UNTIL this week I never noticed that today was an important anniversary for me, of something that changed my life more than any other.

It wasn’t the birth of a child or a marriage. It was more of a divorce. It’s exactly 30 years since I moved to England. At first it was for university, so I was at home for lengthy holidays. But the moment I boarded the flight to Luton Airport on the morning of October 2 1990 I was aware that I was severing ties with home.

And although I had at first expected to move back after my studies and work there, I knew I’d have a different perspective on it having lived elsewhere. I’d be seeing it from a different angle.

As it turned out I didn’t return, except on holiday. For various reasons, from jobs to relationships, I stayed here. Cumbria is a great place to put down roots. But during that first year away I began to realise that I probably wouldn’t be moving home. And the confident assumption that I would began to disintegrate.

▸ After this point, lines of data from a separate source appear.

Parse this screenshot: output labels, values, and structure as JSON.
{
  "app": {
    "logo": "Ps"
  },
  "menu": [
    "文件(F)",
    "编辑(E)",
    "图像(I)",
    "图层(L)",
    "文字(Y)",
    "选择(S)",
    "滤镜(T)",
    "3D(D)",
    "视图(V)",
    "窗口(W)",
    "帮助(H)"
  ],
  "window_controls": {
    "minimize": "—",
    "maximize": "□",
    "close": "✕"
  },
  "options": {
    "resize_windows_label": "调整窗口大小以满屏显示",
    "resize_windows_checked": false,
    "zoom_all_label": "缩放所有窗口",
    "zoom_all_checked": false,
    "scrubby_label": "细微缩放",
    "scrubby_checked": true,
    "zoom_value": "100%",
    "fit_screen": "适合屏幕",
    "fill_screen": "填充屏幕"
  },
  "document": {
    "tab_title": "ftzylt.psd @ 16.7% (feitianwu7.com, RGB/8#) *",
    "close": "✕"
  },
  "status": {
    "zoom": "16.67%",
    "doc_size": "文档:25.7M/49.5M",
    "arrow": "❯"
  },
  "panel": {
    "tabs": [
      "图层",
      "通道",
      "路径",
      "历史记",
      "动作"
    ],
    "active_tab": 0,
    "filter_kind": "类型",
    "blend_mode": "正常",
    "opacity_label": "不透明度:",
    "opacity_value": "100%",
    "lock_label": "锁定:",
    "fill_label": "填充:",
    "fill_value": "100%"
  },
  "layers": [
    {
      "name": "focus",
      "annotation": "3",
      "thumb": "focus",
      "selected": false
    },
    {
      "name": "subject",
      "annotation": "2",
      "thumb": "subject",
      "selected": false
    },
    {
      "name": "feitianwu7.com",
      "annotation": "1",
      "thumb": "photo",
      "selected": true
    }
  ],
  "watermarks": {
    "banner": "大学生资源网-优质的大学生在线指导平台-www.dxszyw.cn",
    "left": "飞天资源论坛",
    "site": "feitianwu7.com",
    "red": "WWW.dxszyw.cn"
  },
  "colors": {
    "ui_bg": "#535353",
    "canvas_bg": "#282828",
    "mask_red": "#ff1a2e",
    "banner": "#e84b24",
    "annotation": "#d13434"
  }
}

Because on trips home I didn’t feel I quite fitted there. It was as if it had changed behind my back.

Things were different, people were different and all the certainties it had once offered no longer seemed so certain. I’m not saying there’s anything unique in this. Everyone who moves away from home comes back and finds it has changed, and it can be mildly troubling to find that the place can go on without you.

Perhaps it was different for me because my home town began to change very radically after 1994.

In August that year the IRA announced its “complete cessation of military activity”. No-one was quite sure what to make of it and at first it wasn’t widely trusted. But before long the other paramilitary groups, on both sides, also declared ceasefires – and everything began to change.

For those on the frontline such as police officers and soldiers the major change was a greater sense of safety. For other people it was the appearance of the place. It showed in the growth of new businesses.

McDonald’s had reached Moscow before it reached Belfast. The “big four” supermarkets of Asda, Morrisons, Sainsbury’s and Tesco, which had always steered clear of the province, set up shop there.

Even the centre of Belfast used to have a large number of one-off bookshops, music shops and cafes. Visit now and you’ll find Waterstone’s, HMV and Costa.

It was all unthinkable when I was growing up.

The businesses and the jobs they brought were called “the peace dividend”, and in most respects they were nothing but good news. But they did make home look like a foreign land to me. There were dividend hunters. Many of my schoolfriends had gone to university in England and got jobs over here afterwards. But some moved back, and others want to. The social phenomenon of the “yuppie” – the young, upwardly mobile professional person –

has long been familiar. There was also the “nipple” – the Northern Irish Protestant professional living in England. Cumbria has many, but across mainland Britain their numbers have fallen. The Good Friday Agreement came later and brought some kind of political settlement. Those who like to denounce Tony Blair should remember that before they do so. No other prime minister managed that. But the agreement is fragile, it has its opponents and there’s no guarantee that violence has gone for good. That’s why a hard border in Ireland or any tampering with the situation is playing with fire. Not all Brexit supporters seemed to realise that, or care. Moving 30 years ago today was a little troubling but also important. Everyone can benefit from it.

If you live in Cumbria you’re lucky to be in one of the best parts of Britain. But if you’ve only ever lived in Carlisle, or Penrith, or Whitehaven, you can’t truly appreciate that.

You need to go and live somewhere else in order to compare and contrast it with the alternatives.

That’s why I’d advised school leavers today to move away for studies or first jobs, widen their horizons and see how things are done elsewhere. You may come home and find it radically changed. But you may also realise just what a great place it is.

That’s impossible without the comparison. Rudyard Kipling wrote: “What do they know of England, who only England know?” You could equally ask: “What do they know of Cumbria, who only Cumbria know?”